Ela virou-se com o cabelo esvoaçando, surpresa ao vê-lo, depois correu animada com a faca na mão, sorrindo: “Chihara, o senhor veio comprar peixe? Vou escolher o melhor para você!”

Chihara deu um passo atrás; somos pessoas civilizadas, largue a faca antes de conversar!

Hitomi percebeu, sorriu sem jeito e escondeu a faca atrás das costas. Chihara não resistiu ao riso; sempre achava ela divertida. Disse: “Consegui um emprego, vou criar um novo programa na União de Kanto, quer trabalhar comigo? Posso oferecer um salário de cerca de 165 mil ienes.”

Era o salário básico de assistente na TEB de Kanto; imaginava que na União de Kanto seria parecido, talvez com diferença de dez mil ienes.

Hitomi arregalou os olhos, surpresa: “Vou ser atriz?”

“Não!” Chihara jamais a colocaria como atriz; ela ainda era apenas uma figurante, precisaria de muita prática para assumir um papel principal. Se lhe desse essa oportunidade agora, ou o diretor a mataria de raiva, ou ela o deixaria furioso. Apressou-se em explicar: “É um trabalho comum, como assistente de equipe, quer vir?”

Hitomi não hesitou: “Eu vou, Chihara, espere por mim!”

Era melhor que cortar peixe. Ela largou a faca, deu um chute no peixe, jogando-o de volta ao tanque, e sem esperar por Chihara, correu para a loja atrás do balcão. Pouco depois, trocou as botas, tirou o avental, pegou uma nota de mil ienes e umas moedas, e voltou vibrante: “Podemos ir, Chihara!”

Chihara finalmente teve chance de dizer: “Não precisa sair do trabalho agora...” A equipe nem existe ainda, por que tanta pressa? Só vim avisar para você se preparar!

Hitomi não se importou, acompanhando-o para fora do mercado, animada: “Não tem problema, era só um bico, e eu detesto esse trabalho, não entendo por que tanta gente gosta de peixe!” Depois, perguntou curiosa: “Que trabalho vou fazer amanhã, Chihara?”

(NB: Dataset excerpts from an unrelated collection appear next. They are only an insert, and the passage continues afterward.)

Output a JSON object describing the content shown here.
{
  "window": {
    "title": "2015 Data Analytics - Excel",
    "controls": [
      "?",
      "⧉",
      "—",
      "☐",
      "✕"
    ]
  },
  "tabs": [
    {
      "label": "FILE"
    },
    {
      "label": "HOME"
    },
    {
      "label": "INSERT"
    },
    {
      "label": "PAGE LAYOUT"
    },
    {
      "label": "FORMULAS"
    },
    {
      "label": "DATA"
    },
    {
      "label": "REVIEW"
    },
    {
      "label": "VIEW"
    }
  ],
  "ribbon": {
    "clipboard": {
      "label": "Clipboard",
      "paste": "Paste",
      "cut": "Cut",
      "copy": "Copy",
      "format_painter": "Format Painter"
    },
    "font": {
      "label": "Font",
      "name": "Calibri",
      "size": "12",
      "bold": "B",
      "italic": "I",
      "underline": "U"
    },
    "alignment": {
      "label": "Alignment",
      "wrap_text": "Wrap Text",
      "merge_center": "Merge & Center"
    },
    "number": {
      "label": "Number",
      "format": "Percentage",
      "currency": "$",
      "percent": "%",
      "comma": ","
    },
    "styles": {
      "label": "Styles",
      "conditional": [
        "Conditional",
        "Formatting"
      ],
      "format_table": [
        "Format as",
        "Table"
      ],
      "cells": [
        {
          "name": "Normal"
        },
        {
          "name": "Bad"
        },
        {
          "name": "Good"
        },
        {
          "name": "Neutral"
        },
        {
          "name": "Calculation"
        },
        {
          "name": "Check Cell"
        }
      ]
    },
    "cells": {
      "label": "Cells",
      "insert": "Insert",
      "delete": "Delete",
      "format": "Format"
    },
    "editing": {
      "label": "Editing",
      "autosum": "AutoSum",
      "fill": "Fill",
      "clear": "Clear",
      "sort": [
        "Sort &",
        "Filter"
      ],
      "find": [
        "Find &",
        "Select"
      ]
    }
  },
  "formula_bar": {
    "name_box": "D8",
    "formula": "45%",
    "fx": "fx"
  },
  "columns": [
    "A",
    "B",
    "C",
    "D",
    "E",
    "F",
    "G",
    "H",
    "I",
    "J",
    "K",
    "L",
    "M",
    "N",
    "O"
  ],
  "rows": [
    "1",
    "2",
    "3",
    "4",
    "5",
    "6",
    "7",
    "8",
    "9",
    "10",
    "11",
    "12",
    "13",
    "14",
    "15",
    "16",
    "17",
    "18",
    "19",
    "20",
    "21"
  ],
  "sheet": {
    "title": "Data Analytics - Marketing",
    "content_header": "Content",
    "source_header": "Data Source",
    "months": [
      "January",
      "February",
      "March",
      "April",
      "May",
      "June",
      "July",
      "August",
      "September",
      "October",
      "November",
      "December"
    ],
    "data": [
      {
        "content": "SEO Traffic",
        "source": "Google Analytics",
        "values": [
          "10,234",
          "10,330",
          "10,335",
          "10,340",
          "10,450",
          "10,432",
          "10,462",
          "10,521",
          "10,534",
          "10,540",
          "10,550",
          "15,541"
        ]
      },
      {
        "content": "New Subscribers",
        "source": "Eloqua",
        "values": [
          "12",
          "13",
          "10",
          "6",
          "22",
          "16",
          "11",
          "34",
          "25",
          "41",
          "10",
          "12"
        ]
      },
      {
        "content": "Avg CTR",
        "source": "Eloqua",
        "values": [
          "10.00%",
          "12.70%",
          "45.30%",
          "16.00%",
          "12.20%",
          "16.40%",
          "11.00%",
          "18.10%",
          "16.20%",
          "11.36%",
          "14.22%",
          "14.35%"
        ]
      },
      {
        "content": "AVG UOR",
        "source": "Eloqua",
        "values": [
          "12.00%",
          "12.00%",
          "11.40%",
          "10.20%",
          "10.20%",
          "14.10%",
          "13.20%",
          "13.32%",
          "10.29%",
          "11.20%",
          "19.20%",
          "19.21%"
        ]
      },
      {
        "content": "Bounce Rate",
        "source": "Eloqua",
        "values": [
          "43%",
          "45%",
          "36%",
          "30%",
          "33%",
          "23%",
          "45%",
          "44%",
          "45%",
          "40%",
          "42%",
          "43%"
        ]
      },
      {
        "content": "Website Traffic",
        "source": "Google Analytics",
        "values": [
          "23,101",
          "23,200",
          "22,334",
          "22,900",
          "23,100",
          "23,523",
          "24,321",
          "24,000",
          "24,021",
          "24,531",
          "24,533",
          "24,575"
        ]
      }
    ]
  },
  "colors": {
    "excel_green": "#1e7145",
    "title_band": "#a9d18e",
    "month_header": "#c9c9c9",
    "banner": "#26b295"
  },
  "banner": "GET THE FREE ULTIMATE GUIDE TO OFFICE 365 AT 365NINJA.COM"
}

Você não vai começar amanhã! Chihara quase disse isso, mas vendo o rosto redondo, cheio de expectativa, não teve coragem. No fim, a equipe seria formada em dois ou três dias, deixá-la à toa por alguns dias não era grave. Sorriu: “Por enquanto, será minha assistente pessoal.”

Limpar o escritório, preparar chá, fazer recados, imprimir documentos, no início seria isso.

Hitomi não se opôs, animada: “Entendi, Chihara, pode confiar, vou me esforçar e espero que goste do meu trabalho!”